Python代写 | Quiz #8: Empirical Measurements, Unit Testing ICS-33 Winter 2020
Quiz #8: Empirical Measurements, Unit Testing ICS-33 Winter 2020
When working on this quiz, recall the rules stated on the Academic Integrity statement that you signed. You
can download the q8helper project folder (available for Friday, on the Weekly Schedule link) in which to
write/test/debug your code. Submit your completed q8solution modules (81, 82) and empirical.pdf online by
Thursday, 11:30pm. I will post my solutions to EEE reachable via the Solutions link on Friday morning.
1a. (5 pts) Write a script that uses the Performance class to generate data that we can use to determine
empirically the complexity class of the find_influencers function defined in the influence.py module
(my solution to problem 1 of Programming Assignment #1). Call the evaluate and analyze functions on an
appropriately constructed Performance class object for random graphs constructed from 100 nodes, 200
nodes, … up to 12,800 nodes (on graphs that have five times the number of edges as nodes) using a loop to
double the number of nodes each time. Do 5 random timings for each size: each timing in Performance
should run on a different random graph, and creating the random graph should not be timed. Hint: Write a
script with a create_random function that stores a random graph (see the random_graph function in the
q81solution.py module) of the correct size into a global name, then time the find_influencers function
using that global name as an argument. If an exception is raised for any size, print an error message for that
size but continue collecting data: this might happen for small sizes. I had about 30 lines in my module
(including blank lines). See the file sample8.pdf (included in the download) for what your output should
look like: of course, your times will depend on the speed of your computer (but the complexity class
estimation will not). The process can take a few minutes. Do not time the execution of the random_graph
1b. (3 pts) Fill in part 1b of the empirical.doc document (included in the download) with the data that
you collect (or use the data in sample8.pdf if you cannot get your code to produce the correct results) and
draw a conclusion about the complexity class of the find_influencers function by seeing how much
time it takes to run as the size (in number of nodes) of its input graph doubles. Then predict how long this
function will take when running on an input graph of 1 million nodes.

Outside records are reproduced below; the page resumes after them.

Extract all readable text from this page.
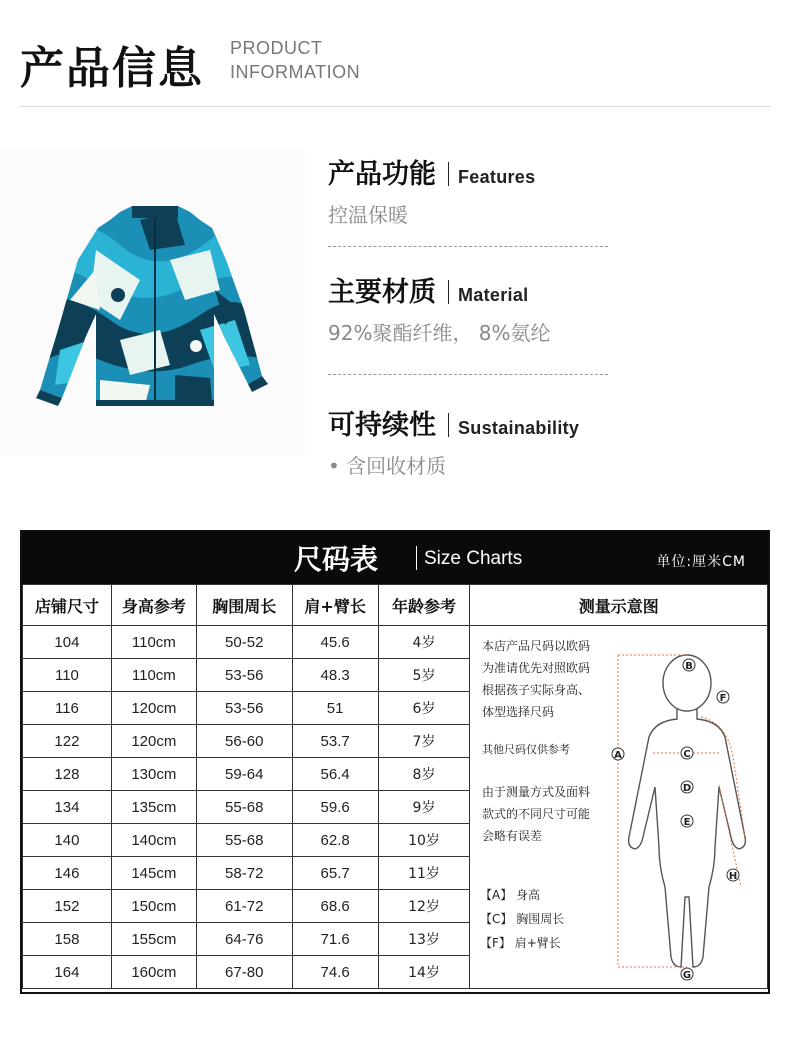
产品信息 PRODUCT
INFORMATION
产品功能 Features
控温保暖
主要材质 Material
92%聚酯纤维， 8%氨纶
可持续性 Sustainability
• 含回收材质
尺码表 Size Charts	单位:厘米CM
店铺尺寸	身高参考	胸围周长	肩+臂长	年龄参考	测量示意图
104	110cm	50-52	45.6	4岁	
110	110cm	53-56	48.3	5岁	
116	120cm	53-56	51	6岁	
122	120cm	56-60	53.7	7岁	
128	130cm	59-64	56.4	8岁	
134	135cm	55-68	59.6	9岁	
140	140cm	55-68	62.8	10岁	
146	145cm	58-72	65.7	11岁	
152	150cm	61-72	68.6	12岁	
158	155cm	64-76	71.6	13岁	
164	160cm	67-80	74.6	14岁	
本店产品尺码以欧码
为准请优先对照欧码
根据孩子实际身高、
体型选择尺码
其他尺码仅供参考
由于测量方式及面料
款式的不同尺寸可能
会略有误差
【A】 身高
【C】 胸围周长
【F】 肩+臂长
A
B
C
D
E
F
G
H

2a. (5 pts) Write a script that uses the cProfile module to profile all the functions called when the
find_influencers3 function (a faster version of find_influencers) is run on a random graph that has
been constructed with 10,000 nodes and 50,000 edges. Generate the random graph first (do not include its
generation in the profile information) and then call CProfile.run so that it runs find_influencers3 on that
graph; also specify a second argument, which is the file to put the results in (and the file on which to call
pstats.Stats) to print the results.
For the first one, sort the results decreasing by ncalls (print at most the top 20); for the second one, sort the
results decreasing by tottime (print at most the top 20). Hint: The notes show how to instruct the profiler
put the profile information into a file and then show how to access that file and format the results it displays
to the console; I had 23 lines in my module (including blank lines). It should take only a few seconds to
profile this code. See the file sample8.pdf (included in the download) for what your output should look like:
of course, your counts and times will depend on the speed of your computer and the random graph generated.
2b. (2 pts) Answer the questions in part 2b of the empirical.doc document (included in the download)
with the data that you collect (or the data in sample8.pdf if you cannot get your code to produce the
After editing empirical.doc for parts 1b and 2b, convert it into a .pdf document and submit the
document in that format on checkmate. You can use the lab machines to do the conversion.